Do UOL, em Berlim (Alemanha)

Uma figura tão explorada quanto a de Kurt Cobain poderia não ter nenhuma novidade ainda a ser revelada, mas o documentário “Cobain: Montage of Heck”, de Brett Morgen, apresentado neste domingo (8) no Festival de Berlim, prova o contrário.

Feito com autorização da família e com acesso a uma espécie de "tesouro" de Cobain, com áudios, anotações e vídeos inéditos, o filme traz algumas histórias que surpreenderam até mesmo o diretor.  “Com certeza, a história dele perdendo a virgindade. Foi um choque”, contou Morgen a jornalistas, quando questionado qual a maior surpresa que suas pesquisas trouxeram.

Usando animações como suporte de interpretação, uma das cenas do filme mostra o jovem Cobain com um grupo de amigos que visitava regularmente a casa de uma adolescente, parente de um deles. Ela sofria de obesidade e um tipo de retardo mental. O grupo então se dividia. Enquanto uns a distraíam, os outros roubavam bebidas alcoólicas que ficavam no porão.

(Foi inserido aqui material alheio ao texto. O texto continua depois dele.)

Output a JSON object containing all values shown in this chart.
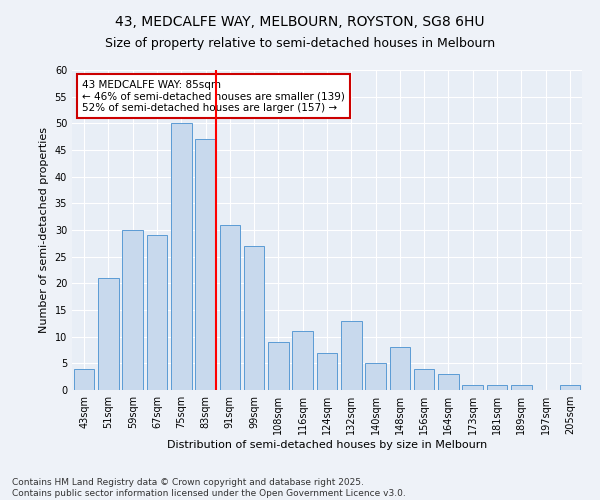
{
  "title": "43, MEDCALFE WAY, MELBOURN, ROYSTON, SG8 6HU",
  "subtitle": "Size of property relative to semi-detached houses in Melbourn",
  "xlabel": "Distribution of semi-detached houses by size in Melbourn",
  "ylabel": "Number of semi-detached properties",
  "categories": [
    "43sqm",
    "51sqm",
    "59sqm",
    "67sqm",
    "75sqm",
    "83sqm",
    "91sqm",
    "99sqm",
    "108sqm",
    "116sqm",
    "124sqm",
    "132sqm",
    "140sqm",
    "148sqm",
    "156sqm",
    "164sqm",
    "173sqm",
    "181sqm",
    "189sqm",
    "197sqm",
    "205sqm"
  ],
  "values": [
    4,
    21,
    30,
    29,
    50,
    47,
    31,
    27,
    9,
    11,
    7,
    13,
    5,
    8,
    4,
    3,
    1,
    1,
    1,
    0,
    1
  ],
  "bar_color": "#c8d9ed",
  "bar_edge_color": "#5b9bd5",
  "red_line_bar_index": 5,
  "annotation_text": "43 MEDCALFE WAY: 85sqm\n← 46% of semi-detached houses are smaller (139)\n52% of semi-detached houses are larger (157) →",
  "annotation_box_color": "#ffffff",
  "annotation_box_edge": "#cc0000",
  "ylim": [
    0,
    60
  ],
  "yticks": [
    0,
    5,
    10,
    15,
    20,
    25,
    30,
    35,
    40,
    45,
    50,
    55,
    60
  ],
  "footer": "Contains HM Land Registry data © Crown copyright and database right 2025.\nContains public sector information licensed under the Open Government Licence v3.0.",
  "background_color": "#eef2f8",
  "plot_bg_color": "#e8eef6",
  "grid_color": "#ffffff",
  "title_fontsize": 10,
  "subtitle_fontsize": 9,
  "axis_label_fontsize": 8,
  "tick_fontsize": 7,
  "annotation_fontsize": 7.5,
  "footer_fontsize": 6.5
}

Aos 16 anos, Cobain teria voltado sozinho à casa e tentado ter a primeira vez com a garota, de acordo com um áudio narrado por ele, com o consentimento dela. A história ganha proporções maiores quando a família da menina entra em contato com o colégio onde eles estudavam, e o futuro líder do Nirvana vira motivo de piada. É uma das primeiras vezes em que ele menciona suicídio como solução para seus problemas.

“Ninguém nunca ouviu essa história até eu encontrá-la. Kurt colocou em uma caixa de modo que ninguém a encontrasse. Essa foi uma das pistas para investigar o resto. Tem algo muito doentio sobre esse momento”, explica Morgen. “Ele está interpretando", diz o diretor sobre o áudio que contém a história. "Escreveu a história e leu para si mesmo, e você percebe que é como se ele estivesse narrando uma caça ao tesouro. Tem sorriso na voz, mas ao mesmo tempo a descrição é perturbadora”, comenta.  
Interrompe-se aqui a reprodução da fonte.